- Born: Albert Edward Gregory
- Died: 12 November 2010
- Military career
- Allegiance: United Kingdom
- Branch: Royal Air Force
- Rank: Flight Lieutenant
- Unit: No. 141 Squadron RAF; No. 219 Squadron RAF; No. 275 Squadron RAF; No. 278 Squadron RAF;
- Conflicts: World War II Battle of Britain; Malaya;
- Awards: Distinguished Flying Cross; Air Efficiency Award;

= Albert Gregory =

Flight Lieutenant Albert Edward Gregory, DFC, AE (1917–2010) was a World War II Royal Air Force Air Gunner during the Battle of Britain, and was one of the men known as "The Few".

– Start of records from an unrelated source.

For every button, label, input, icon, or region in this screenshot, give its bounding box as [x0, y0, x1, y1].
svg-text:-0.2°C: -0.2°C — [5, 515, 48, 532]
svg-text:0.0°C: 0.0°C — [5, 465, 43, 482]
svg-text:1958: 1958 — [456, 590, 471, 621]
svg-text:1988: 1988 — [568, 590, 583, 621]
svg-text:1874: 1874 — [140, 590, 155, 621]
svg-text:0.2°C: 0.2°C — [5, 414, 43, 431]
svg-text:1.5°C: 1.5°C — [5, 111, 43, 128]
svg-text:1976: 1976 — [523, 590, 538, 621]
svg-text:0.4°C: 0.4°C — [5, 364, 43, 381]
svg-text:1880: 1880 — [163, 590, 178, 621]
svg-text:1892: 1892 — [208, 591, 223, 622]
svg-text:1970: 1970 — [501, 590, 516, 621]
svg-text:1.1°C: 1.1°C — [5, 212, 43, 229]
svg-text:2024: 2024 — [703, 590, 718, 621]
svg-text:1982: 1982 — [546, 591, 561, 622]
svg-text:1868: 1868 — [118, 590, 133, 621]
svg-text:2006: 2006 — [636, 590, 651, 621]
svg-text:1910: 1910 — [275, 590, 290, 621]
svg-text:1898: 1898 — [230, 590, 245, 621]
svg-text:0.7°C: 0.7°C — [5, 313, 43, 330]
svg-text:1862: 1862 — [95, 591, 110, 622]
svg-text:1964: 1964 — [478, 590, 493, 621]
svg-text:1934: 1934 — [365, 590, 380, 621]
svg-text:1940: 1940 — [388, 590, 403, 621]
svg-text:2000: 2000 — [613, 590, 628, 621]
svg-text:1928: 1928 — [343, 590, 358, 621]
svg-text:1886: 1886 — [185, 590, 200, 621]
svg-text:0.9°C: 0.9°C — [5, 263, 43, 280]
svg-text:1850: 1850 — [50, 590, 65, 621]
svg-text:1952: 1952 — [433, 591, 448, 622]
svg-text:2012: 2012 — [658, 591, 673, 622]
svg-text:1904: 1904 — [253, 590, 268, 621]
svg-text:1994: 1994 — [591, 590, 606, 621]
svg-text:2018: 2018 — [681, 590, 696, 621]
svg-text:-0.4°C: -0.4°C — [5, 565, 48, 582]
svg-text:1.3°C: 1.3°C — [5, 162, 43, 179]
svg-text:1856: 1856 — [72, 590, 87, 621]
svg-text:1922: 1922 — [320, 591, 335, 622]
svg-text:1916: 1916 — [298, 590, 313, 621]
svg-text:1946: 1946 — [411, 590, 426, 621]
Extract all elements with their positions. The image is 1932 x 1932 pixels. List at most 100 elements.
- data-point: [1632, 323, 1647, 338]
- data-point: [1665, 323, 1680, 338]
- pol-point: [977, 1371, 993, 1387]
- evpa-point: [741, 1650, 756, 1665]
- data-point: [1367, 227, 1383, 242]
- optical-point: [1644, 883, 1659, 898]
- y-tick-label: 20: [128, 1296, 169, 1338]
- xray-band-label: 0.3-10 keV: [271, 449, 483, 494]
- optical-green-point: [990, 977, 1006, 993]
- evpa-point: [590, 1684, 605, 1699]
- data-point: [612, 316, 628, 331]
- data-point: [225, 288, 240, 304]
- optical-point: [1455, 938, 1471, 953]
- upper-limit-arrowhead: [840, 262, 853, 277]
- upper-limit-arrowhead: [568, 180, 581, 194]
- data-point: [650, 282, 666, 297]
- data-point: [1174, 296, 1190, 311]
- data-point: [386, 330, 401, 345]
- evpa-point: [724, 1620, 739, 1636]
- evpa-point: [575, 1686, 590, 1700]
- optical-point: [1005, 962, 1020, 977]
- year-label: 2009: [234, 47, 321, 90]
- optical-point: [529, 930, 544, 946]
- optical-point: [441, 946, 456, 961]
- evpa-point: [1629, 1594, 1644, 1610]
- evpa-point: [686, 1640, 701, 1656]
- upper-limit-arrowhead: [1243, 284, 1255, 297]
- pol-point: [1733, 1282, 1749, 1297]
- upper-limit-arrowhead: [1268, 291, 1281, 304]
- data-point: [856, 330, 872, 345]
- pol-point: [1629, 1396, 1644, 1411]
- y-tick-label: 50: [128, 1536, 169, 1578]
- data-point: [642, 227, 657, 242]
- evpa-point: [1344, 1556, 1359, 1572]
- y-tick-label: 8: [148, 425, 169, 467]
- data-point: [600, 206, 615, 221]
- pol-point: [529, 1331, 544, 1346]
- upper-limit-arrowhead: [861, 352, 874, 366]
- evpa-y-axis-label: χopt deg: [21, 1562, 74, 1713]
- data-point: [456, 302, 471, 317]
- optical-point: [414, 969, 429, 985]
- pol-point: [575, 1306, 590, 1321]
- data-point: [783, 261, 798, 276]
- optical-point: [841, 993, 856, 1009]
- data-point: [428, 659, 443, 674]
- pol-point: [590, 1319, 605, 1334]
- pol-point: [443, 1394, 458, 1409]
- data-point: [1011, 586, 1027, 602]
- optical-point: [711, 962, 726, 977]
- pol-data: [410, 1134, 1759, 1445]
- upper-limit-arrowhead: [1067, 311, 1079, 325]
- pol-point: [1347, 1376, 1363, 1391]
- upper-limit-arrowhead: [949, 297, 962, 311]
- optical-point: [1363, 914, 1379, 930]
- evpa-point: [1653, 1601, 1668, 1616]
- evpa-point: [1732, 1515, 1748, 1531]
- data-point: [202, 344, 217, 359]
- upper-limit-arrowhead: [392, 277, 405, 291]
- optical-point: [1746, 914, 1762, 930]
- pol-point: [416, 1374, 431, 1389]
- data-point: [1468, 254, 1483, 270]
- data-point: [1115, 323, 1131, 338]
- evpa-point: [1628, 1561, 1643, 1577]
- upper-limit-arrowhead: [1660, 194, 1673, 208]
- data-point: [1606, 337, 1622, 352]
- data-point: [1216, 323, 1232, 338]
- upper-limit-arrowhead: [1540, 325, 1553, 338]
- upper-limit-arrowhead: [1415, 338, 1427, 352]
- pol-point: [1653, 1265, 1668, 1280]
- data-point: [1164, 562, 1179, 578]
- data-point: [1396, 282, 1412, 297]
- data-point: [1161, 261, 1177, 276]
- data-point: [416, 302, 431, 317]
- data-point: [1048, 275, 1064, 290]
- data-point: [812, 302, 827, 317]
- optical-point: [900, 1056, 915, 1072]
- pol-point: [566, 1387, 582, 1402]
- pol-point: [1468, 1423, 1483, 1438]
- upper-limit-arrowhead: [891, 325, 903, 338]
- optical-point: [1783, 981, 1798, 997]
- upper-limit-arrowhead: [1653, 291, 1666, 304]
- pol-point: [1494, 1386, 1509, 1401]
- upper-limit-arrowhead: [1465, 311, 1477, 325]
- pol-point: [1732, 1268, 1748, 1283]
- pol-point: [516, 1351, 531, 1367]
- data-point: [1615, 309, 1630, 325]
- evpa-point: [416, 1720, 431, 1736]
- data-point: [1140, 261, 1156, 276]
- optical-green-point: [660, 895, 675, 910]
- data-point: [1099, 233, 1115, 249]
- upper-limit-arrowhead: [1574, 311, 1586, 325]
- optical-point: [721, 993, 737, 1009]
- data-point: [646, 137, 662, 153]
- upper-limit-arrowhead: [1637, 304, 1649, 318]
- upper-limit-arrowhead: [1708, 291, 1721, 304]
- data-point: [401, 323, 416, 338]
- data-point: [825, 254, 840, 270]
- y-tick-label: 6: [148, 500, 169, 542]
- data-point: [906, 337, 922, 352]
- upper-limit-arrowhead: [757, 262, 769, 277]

Albert Gregory was born in 1917. Before joining the RAF he worked in a butcher's shop and later as a Co-op delivery man.

As an Air Gunner he was posted to No. 141 Squadron RAF to fly in Blenheims before the squadron converted to Defiants. He could not fly in the Defiant because he was too tall for the turret, so transferred to No. 219 Squadron RAF with whom he served throughout the Battle of Britain on Beaufighters. Albert then served with 23 Sqn in Boston IIIs on intruder patrols over occupied France, Belgium and Holland on bombing and strafing missions, before spending time with No. 275 Squadron RAF and No. 278 Squadron RAF both Air-Sea Rescue Squadrons.

He was awarded the Distinguished Flying Cross in 1942 in recognition of his night flying service. The citation read "This officer has a long and meritorious record as an air gunner, having been engaged in night flying for nearly 3 years. Throughout his operational tour Flying Officer Gregory has shown great courage, skill and devotion to duty".

Gregory was one of the remaining members of "The Few" and was present at many Battle of Britain events, including the unveiling of the Battle of Britain Monument in London. He was, however, always puzzled why people were so interested in him; after all as he always said

I was just doing my job.

Gregory died on 12 November 2010 after a short illness.